[MINC-development] max_buffer_size_in_kb

Andrew Janke a.janke at gmail.com
Thu Aug 11 11:44:22 EDT 2011


> Please remind me: is this buffer per file or in total for all files?
> 600 MRIs at each 1MB buffer = 600MB.
> 600 MRIs at each 1MB/600=1.7Kb = 1MB.
> Now we are in trouble at 1.7Kb per file. I agree.

Its for all files (see line 1793 of libsrc/voxel_loop.c):

https://github.com/andrewjanke/minc/blob/f272c25a588f503c90fea16c972b149ca68d3194/libsrc/voxel_loop.c#L1793

You are setting loop_options->total_copy_space which is then divided
by num_input_buffers (ie: the number of input files + output files +
extra buffers).  Peter wrote this no doubt concerned about total
memory usage, not usage per file.

> Maybe we have to change the meaning of the buffer to be per file,
> because 1MB is "optimized" for one file.

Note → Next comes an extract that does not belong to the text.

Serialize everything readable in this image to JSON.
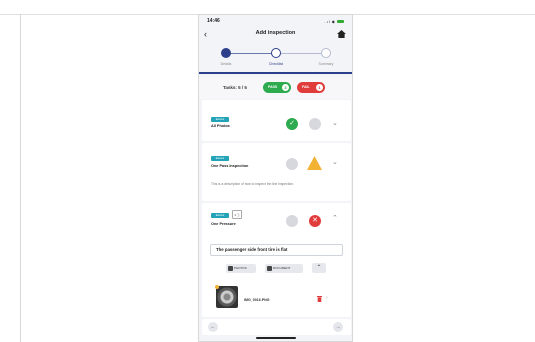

This would have implications though, (going to swap). What this means
is that you want two env vars:

   export MINC_MAX_MEMORY 40000000     # all of your RAM
   export MINC_MAX_FILE_BUFFER 4096     # buffer per file

You'd then have to check (in voxel_loop) that MINC_MAX_FILE_BUFFER * #
input + output files is not larger than MINC_MAX_MEMORY.

> minccalc is kind of harmless. Do you ever use it with lots of files?

All the time, use it to do weighted averages (remove outliers) when
mincaverage wont do or won't work. eg: in one case I have 9000 input
files so break the averaging over multiple runs of minccalc -double.

> mincaverage and mincconcat are probably more problematic.

correct, for the average punter.

> The design to use a constant (#define) in minc is bad.

meaning what I have done or what was done in the past?

> In the context of object-oriented code (C++), it could be defined in the minc class when
> opening a minc file. Each file could have its own buffer size. wow!